WOLFGANG: I'm the first one to say that it's good that production is getting easier. Anyone with a thousand dollars can make a record, but not everyone with a thousand dollars has good ideas. In this jungle of one million new records every week, it's not easy to keep it all straight.
MEREDITH: It's certainly more work when you go record shopping. You've got to have someone at your local record shop that you trust.
WOLFGANG: Exactly. An important part of Kompakt, my music company, is the record shop. The guys who work there know what the regular customers are looking for - they won't try and sell them any bullshit records they won't like.
MEREDITH: How did Kompakt start?
WOLFGANG: By 1996, we had so many labels, projects, and shops that we decided to combine everything under one roof and build a new company with one name, Kompakt.
MEREDITH: Who is the "we" you're talking about?

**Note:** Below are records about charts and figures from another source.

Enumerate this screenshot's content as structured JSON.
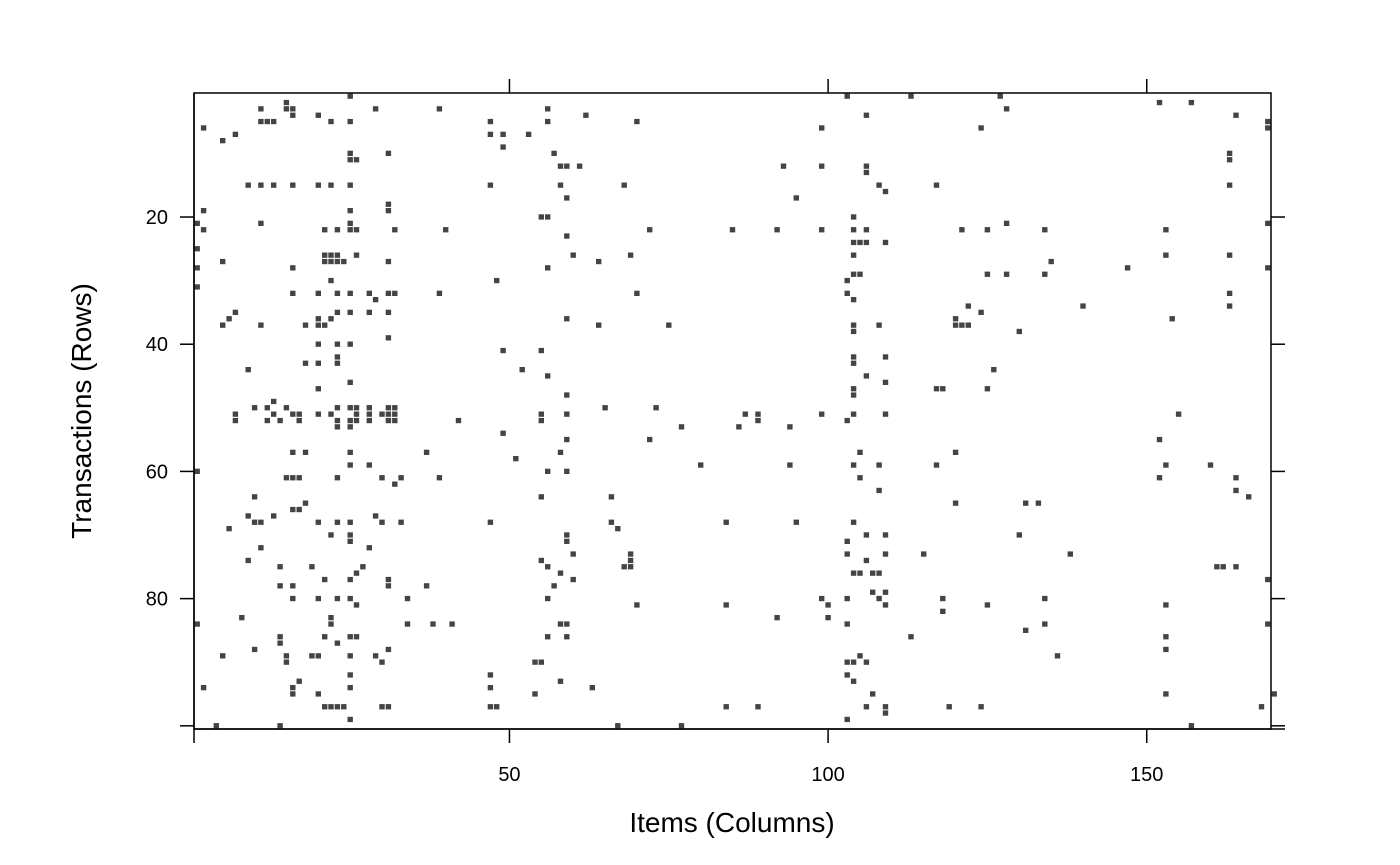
{
  "chart_data": {
    "type": "heatmap",
    "title": "",
    "xlabel": "Items (Columns)",
    "ylabel": "Transactions (Rows)",
    "xlim": [
      0.5,
      169.5
    ],
    "ylim": [
      100.5,
      0.5
    ],
    "x_ticks": [
      50,
      100,
      150
    ],
    "y_ticks": [
      20,
      40,
      60,
      80
    ],
    "cell_color": "#444444",
    "grid": false,
    "legend": "none",
    "cells": [
      [
        25,
        1
      ],
      [
        103,
        1
      ],
      [
        113,
        1
      ],
      [
        127,
        1
      ],
      [
        15,
        2
      ],
      [
        152,
        2
      ],
      [
        157,
        2
      ],
      [
        11,
        3
      ],
      [
        15,
        3
      ],
      [
        16,
        3
      ],
      [
        29,
        3
      ],
      [
        39,
        3
      ],
      [
        56,
        3
      ],
      [
        128,
        3
      ],
      [
        16,
        4
      ],
      [
        20,
        4
      ],
      [
        62,
        4
      ],
      [
        106,
        4
      ],
      [
        164,
        4
      ],
      [
        11,
        5
      ],
      [
        12,
        5
      ],
      [
        13,
        5
      ],
      [
        22,
        5
      ],
      [
        25,
        5
      ],
      [
        47,
        5
      ],
      [
        56,
        5
      ],
      [
        70,
        5
      ],
      [
        169,
        5
      ],
      [
        2,
        6
      ],
      [
        99,
        6
      ],
      [
        124,
        6
      ],
      [
        169,
        6
      ],
      [
        7,
        7
      ],
      [
        47,
        7
      ],
      [
        49,
        7
      ],
      [
        53,
        7
      ],
      [
        5,
        8
      ],
      [
        49,
        9
      ],
      [
        25,
        10
      ],
      [
        31,
        10
      ],
      [
        57,
        10
      ],
      [
        163,
        10
      ],
      [
        25,
        11
      ],
      [
        26,
        11
      ],
      [
        163,
        11
      ],
      [
        58,
        12
      ],
      [
        59,
        12
      ],
      [
        61,
        12
      ],
      [
        93,
        12
      ],
      [
        99,
        12
      ],
      [
        106,
        12
      ],
      [
        106,
        13
      ],
      [
        9,
        15
      ],
      [
        11,
        15
      ],
      [
        13,
        15
      ],
      [
        16,
        15
      ],
      [
        20,
        15
      ],
      [
        22,
        15
      ],
      [
        25,
        15
      ],
      [
        47,
        15
      ],
      [
        58,
        15
      ],
      [
        68,
        15
      ],
      [
        108,
        15
      ],
      [
        117,
        15
      ],
      [
        163,
        15
      ],
      [
        109,
        16
      ],
      [
        59,
        17
      ],
      [
        95,
        17
      ],
      [
        31,
        18
      ],
      [
        2,
        19
      ],
      [
        25,
        19
      ],
      [
        31,
        19
      ],
      [
        55,
        20
      ],
      [
        56,
        20
      ],
      [
        104,
        20
      ],
      [
        1,
        21
      ],
      [
        11,
        21
      ],
      [
        25,
        21
      ],
      [
        128,
        21
      ],
      [
        169,
        21
      ],
      [
        2,
        22
      ],
      [
        21,
        22
      ],
      [
        23,
        22
      ],
      [
        25,
        22
      ],
      [
        26,
        22
      ],
      [
        32,
        22
      ],
      [
        40,
        22
      ],
      [
        72,
        22
      ],
      [
        85,
        22
      ],
      [
        92,
        22
      ],
      [
        99,
        22
      ],
      [
        104,
        22
      ],
      [
        106,
        22
      ],
      [
        121,
        22
      ],
      [
        125,
        22
      ],
      [
        134,
        22
      ],
      [
        153,
        22
      ],
      [
        59,
        23
      ],
      [
        104,
        24
      ],
      [
        105,
        24
      ],
      [
        106,
        24
      ],
      [
        109,
        24
      ],
      [
        1,
        25
      ],
      [
        21,
        26
      ],
      [
        22,
        26
      ],
      [
        23,
        26
      ],
      [
        26,
        26
      ],
      [
        60,
        26
      ],
      [
        69,
        26
      ],
      [
        104,
        26
      ],
      [
        153,
        26
      ],
      [
        163,
        26
      ],
      [
        5,
        27
      ],
      [
        21,
        27
      ],
      [
        22,
        27
      ],
      [
        23,
        27
      ],
      [
        24,
        27
      ],
      [
        31,
        27
      ],
      [
        64,
        27
      ],
      [
        135,
        27
      ],
      [
        1,
        28
      ],
      [
        16,
        28
      ],
      [
        56,
        28
      ],
      [
        147,
        28
      ],
      [
        169,
        28
      ],
      [
        104,
        29
      ],
      [
        105,
        29
      ],
      [
        125,
        29
      ],
      [
        128,
        29
      ],
      [
        134,
        29
      ],
      [
        22,
        30
      ],
      [
        48,
        30
      ],
      [
        103,
        30
      ],
      [
        1,
        31
      ],
      [
        16,
        32
      ],
      [
        20,
        32
      ],
      [
        23,
        32
      ],
      [
        25,
        32
      ],
      [
        28,
        32
      ],
      [
        31,
        32
      ],
      [
        32,
        32
      ],
      [
        39,
        32
      ],
      [
        70,
        32
      ],
      [
        103,
        32
      ],
      [
        163,
        32
      ],
      [
        29,
        33
      ],
      [
        104,
        33
      ],
      [
        140,
        34
      ],
      [
        122,
        34
      ],
      [
        163,
        34
      ],
      [
        23,
        35
      ],
      [
        7,
        35
      ],
      [
        25,
        35
      ],
      [
        28,
        35
      ],
      [
        31,
        35
      ],
      [
        124,
        35
      ],
      [
        6,
        36
      ],
      [
        20,
        36
      ],
      [
        22,
        36
      ],
      [
        59,
        36
      ],
      [
        120,
        36
      ],
      [
        154,
        36
      ],
      [
        5,
        37
      ],
      [
        11,
        37
      ],
      [
        18,
        37
      ],
      [
        20,
        37
      ],
      [
        21,
        37
      ],
      [
        64,
        37
      ],
      [
        75,
        37
      ],
      [
        104,
        37
      ],
      [
        108,
        37
      ],
      [
        120,
        37
      ],
      [
        121,
        37
      ],
      [
        122,
        37
      ],
      [
        104,
        38
      ],
      [
        130,
        38
      ],
      [
        31,
        39
      ],
      [
        23,
        40
      ],
      [
        20,
        40
      ],
      [
        25,
        40
      ],
      [
        49,
        41
      ],
      [
        23,
        42
      ],
      [
        104,
        42
      ],
      [
        109,
        42
      ],
      [
        55,
        41
      ],
      [
        18,
        43
      ],
      [
        20,
        43
      ],
      [
        23,
        43
      ],
      [
        104,
        43
      ],
      [
        9,
        44
      ],
      [
        52,
        44
      ],
      [
        126,
        44
      ],
      [
        106,
        45
      ],
      [
        56,
        45
      ],
      [
        109,
        46
      ],
      [
        25,
        46
      ],
      [
        104,
        47
      ],
      [
        117,
        47
      ],
      [
        118,
        47
      ],
      [
        125,
        47
      ],
      [
        20,
        47
      ],
      [
        104,
        48
      ],
      [
        59,
        48
      ],
      [
        13,
        49
      ],
      [
        10,
        50
      ],
      [
        12,
        50
      ],
      [
        15,
        50
      ],
      [
        23,
        50
      ],
      [
        25,
        50
      ],
      [
        26,
        50
      ],
      [
        28,
        50
      ],
      [
        31,
        50
      ],
      [
        32,
        50
      ],
      [
        65,
        50
      ],
      [
        73,
        50
      ],
      [
        7,
        51
      ],
      [
        13,
        51
      ],
      [
        16,
        51
      ],
      [
        17,
        51
      ],
      [
        20,
        51
      ],
      [
        22,
        51
      ],
      [
        26,
        51
      ],
      [
        28,
        51
      ],
      [
        30,
        51
      ],
      [
        31,
        51
      ],
      [
        32,
        51
      ],
      [
        55,
        51
      ],
      [
        59,
        51
      ],
      [
        87,
        51
      ],
      [
        89,
        51
      ],
      [
        99,
        51
      ],
      [
        104,
        51
      ],
      [
        109,
        51
      ],
      [
        155,
        51
      ],
      [
        7,
        52
      ],
      [
        12,
        52
      ],
      [
        14,
        52
      ],
      [
        17,
        52
      ],
      [
        23,
        52
      ],
      [
        25,
        52
      ],
      [
        26,
        52
      ],
      [
        28,
        52
      ],
      [
        31,
        52
      ],
      [
        32,
        52
      ],
      [
        42,
        52
      ],
      [
        55,
        52
      ],
      [
        89,
        52
      ],
      [
        103,
        52
      ],
      [
        25,
        53
      ],
      [
        23,
        53
      ],
      [
        77,
        53
      ],
      [
        86,
        53
      ],
      [
        94,
        53
      ],
      [
        49,
        54
      ],
      [
        72,
        55
      ],
      [
        59,
        55
      ],
      [
        152,
        55
      ],
      [
        16,
        57
      ],
      [
        18,
        57
      ],
      [
        25,
        57
      ],
      [
        37,
        57
      ],
      [
        58,
        57
      ],
      [
        105,
        57
      ],
      [
        120,
        57
      ],
      [
        51,
        58
      ],
      [
        25,
        59
      ],
      [
        28,
        59
      ],
      [
        80,
        59
      ],
      [
        94,
        59
      ],
      [
        104,
        59
      ],
      [
        108,
        59
      ],
      [
        117,
        59
      ],
      [
        153,
        59
      ],
      [
        160,
        59
      ],
      [
        1,
        60
      ],
      [
        56,
        60
      ],
      [
        59,
        60
      ],
      [
        15,
        61
      ],
      [
        16,
        61
      ],
      [
        17,
        61
      ],
      [
        23,
        61
      ],
      [
        30,
        61
      ],
      [
        33,
        61
      ],
      [
        39,
        61
      ],
      [
        105,
        61
      ],
      [
        152,
        61
      ],
      [
        164,
        61
      ],
      [
        32,
        62
      ],
      [
        108,
        63
      ],
      [
        164,
        63
      ],
      [
        66,
        64
      ],
      [
        55,
        64
      ],
      [
        10,
        64
      ],
      [
        166,
        64
      ],
      [
        120,
        65
      ],
      [
        131,
        65
      ],
      [
        133,
        65
      ],
      [
        18,
        65
      ],
      [
        16,
        66
      ],
      [
        17,
        66
      ],
      [
        13,
        67
      ],
      [
        29,
        67
      ],
      [
        9,
        67
      ],
      [
        10,
        68
      ],
      [
        11,
        68
      ],
      [
        20,
        68
      ],
      [
        23,
        68
      ],
      [
        25,
        68
      ],
      [
        30,
        68
      ],
      [
        33,
        68
      ],
      [
        47,
        68
      ],
      [
        66,
        68
      ],
      [
        84,
        68
      ],
      [
        95,
        68
      ],
      [
        104,
        68
      ],
      [
        67,
        69
      ],
      [
        6,
        69
      ],
      [
        22,
        70
      ],
      [
        25,
        70
      ],
      [
        59,
        70
      ],
      [
        106,
        70
      ],
      [
        109,
        70
      ],
      [
        130,
        70
      ],
      [
        25,
        71
      ],
      [
        59,
        71
      ],
      [
        103,
        71
      ],
      [
        11,
        72
      ],
      [
        28,
        72
      ],
      [
        60,
        73
      ],
      [
        69,
        73
      ],
      [
        103,
        73
      ],
      [
        109,
        73
      ],
      [
        115,
        73
      ],
      [
        138,
        73
      ],
      [
        9,
        74
      ],
      [
        55,
        74
      ],
      [
        69,
        74
      ],
      [
        106,
        74
      ],
      [
        14,
        75
      ],
      [
        19,
        75
      ],
      [
        27,
        75
      ],
      [
        56,
        75
      ],
      [
        68,
        75
      ],
      [
        69,
        75
      ],
      [
        105,
        76
      ],
      [
        107,
        76
      ],
      [
        108,
        76
      ],
      [
        26,
        76
      ],
      [
        58,
        76
      ],
      [
        25,
        77
      ],
      [
        21,
        77
      ],
      [
        31,
        77
      ],
      [
        60,
        77
      ],
      [
        169,
        77
      ],
      [
        161,
        75
      ],
      [
        162,
        75
      ],
      [
        104,
        76
      ],
      [
        164,
        75
      ],
      [
        14,
        78
      ],
      [
        16,
        78
      ],
      [
        31,
        78
      ],
      [
        37,
        78
      ],
      [
        57,
        78
      ],
      [
        109,
        79
      ],
      [
        107,
        79
      ],
      [
        108,
        80
      ],
      [
        20,
        80
      ],
      [
        16,
        80
      ],
      [
        23,
        80
      ],
      [
        25,
        80
      ],
      [
        34,
        80
      ],
      [
        56,
        80
      ],
      [
        99,
        80
      ],
      [
        103,
        80
      ],
      [
        118,
        80
      ],
      [
        134,
        80
      ],
      [
        109,
        81
      ],
      [
        26,
        81
      ],
      [
        84,
        81
      ],
      [
        70,
        81
      ],
      [
        100,
        81
      ],
      [
        125,
        81
      ],
      [
        153,
        81
      ],
      [
        118,
        82
      ],
      [
        22,
        83
      ],
      [
        8,
        83
      ],
      [
        92,
        83
      ],
      [
        100,
        83
      ],
      [
        1,
        84
      ],
      [
        22,
        84
      ],
      [
        34,
        84
      ],
      [
        38,
        84
      ],
      [
        41,
        84
      ],
      [
        58,
        84
      ],
      [
        59,
        84
      ],
      [
        103,
        84
      ],
      [
        134,
        84
      ],
      [
        169,
        84
      ],
      [
        131,
        85
      ],
      [
        14,
        86
      ],
      [
        21,
        86
      ],
      [
        25,
        86
      ],
      [
        26,
        86
      ],
      [
        56,
        86
      ],
      [
        59,
        86
      ],
      [
        113,
        86
      ],
      [
        153,
        86
      ],
      [
        23,
        87
      ],
      [
        14,
        87
      ],
      [
        31,
        88
      ],
      [
        5,
        89
      ],
      [
        15,
        89
      ],
      [
        20,
        89
      ],
      [
        25,
        89
      ],
      [
        29,
        89
      ],
      [
        105,
        89
      ],
      [
        136,
        89
      ],
      [
        19,
        89
      ],
      [
        10,
        88
      ],
      [
        30,
        90
      ],
      [
        15,
        90
      ],
      [
        54,
        90
      ],
      [
        55,
        90
      ],
      [
        103,
        90
      ],
      [
        104,
        90
      ],
      [
        106,
        90
      ],
      [
        153,
        88
      ],
      [
        25,
        92
      ],
      [
        103,
        92
      ],
      [
        47,
        92
      ],
      [
        17,
        93
      ],
      [
        104,
        93
      ],
      [
        58,
        93
      ],
      [
        2,
        94
      ],
      [
        16,
        94
      ],
      [
        25,
        94
      ],
      [
        63,
        94
      ],
      [
        47,
        94
      ],
      [
        16,
        95
      ],
      [
        54,
        95
      ],
      [
        107,
        95
      ],
      [
        170,
        95
      ],
      [
        153,
        95
      ],
      [
        20,
        95
      ],
      [
        21,
        97
      ],
      [
        22,
        97
      ],
      [
        23,
        97
      ],
      [
        24,
        97
      ],
      [
        30,
        97
      ],
      [
        31,
        97
      ],
      [
        47,
        97
      ],
      [
        48,
        97
      ],
      [
        84,
        97
      ],
      [
        89,
        97
      ],
      [
        109,
        97
      ],
      [
        106,
        97
      ],
      [
        119,
        97
      ],
      [
        124,
        97
      ],
      [
        168,
        97
      ],
      [
        109,
        98
      ],
      [
        25,
        99
      ],
      [
        103,
        99
      ],
      [
        4,
        100
      ],
      [
        14,
        100
      ],
      [
        67,
        100
      ],
      [
        77,
        100
      ],
      [
        157,
        100
      ]
    ]
  }
}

WOLFGANG: There are three owners. Around fifteen people work at Kompakt. All the producers, musicians, even the guys who work in the shop and do distribution, have their own labels and they all contribute to Kompakt. It's like a big family. One of the ideas behind Kompakt is to shorten the distance between the creator of the music and the consumer buying the record.
MEREDITH: Do you buy many records?
WOLFGANG: I don't need to collect them because I have every record I could ever want in the shop. At home, I try to keep my head free of techno. I need to have some time when I'm not listening to it - otherwise I'd lose my ability to judge the good from the bad. So I buy Schlager and pop music. I love Bach as well. If I collected all the records I like, I would need three flats. [both laugh]
MEREDITH: Kompakt has just relocated to a bigger space in Cologne.
WOLFGANG: Yeah, our old place was much too small, especially after we started the distribution arm of the company a few years ago. It was hard to find the right space, since we needed a shop with a street entrance, spaces for the office and mail order, and a big storeroom for distribution.
MEREDITH: Is the studio there as well?
WOLFGANG: Yes, we were really lucky to find a space with a deep basement. We built the studio down there so we can be as loud as we want and not disturb anybody.
MEREDITH: Owning your company gives you the freedom to release what you want when you want. Was that part of the impetus for starting Kompakt?
WOLFGANG: The way we've structured Kompakt allows us to make decisions quickly, without having to get the okay from the head of a record label. A track might be right only for a certain moment, and six months later it's not so important. You say, "Okay this thing feels really cool - this is what we'll do this week." Then, three months later we'll be doing something else. It's one of the best weapons against boring music.
MEREDITH: So what's next for Kompakt?
WOLFGANG: Getting bigger, getting better, while keeping our independence. What else? When I was younger I had two different visions of what I would become. One was to become a pop star, like George Michael, and stand onstage and have everybody love me. In the other, I imagined becoming somebody who stays in the background, like Andy Warhol. Now I'm old enough to know that I prefer the second option. At the moment, I'm building up my factory around me, surrounding myself with creative people, and establishing an interesting company. The same energy that I would normally put into making records is being directed toward building up Kompakt. For me, that's just as creative as designing a CD cover or producing a record.
MEREDITH: So you're taking a break from making music.
WOLFGANG: What I'm doing now is more like practicing. There is still a lot of music I want to do, but I don't feel like making an important record. I'm working on a few things with my brother, Reinhard, at the moment.
MEREDITH: Is Reinhard younger than you?
WOLFGANG: Yeah. He's very hot right now. He's constantly making records, going to parties, and satisfying the girls, or so he says. [laughs] Reinhard works at night in the clubs, while I work during the day at Kompakt. But in the end it's the same philosophy.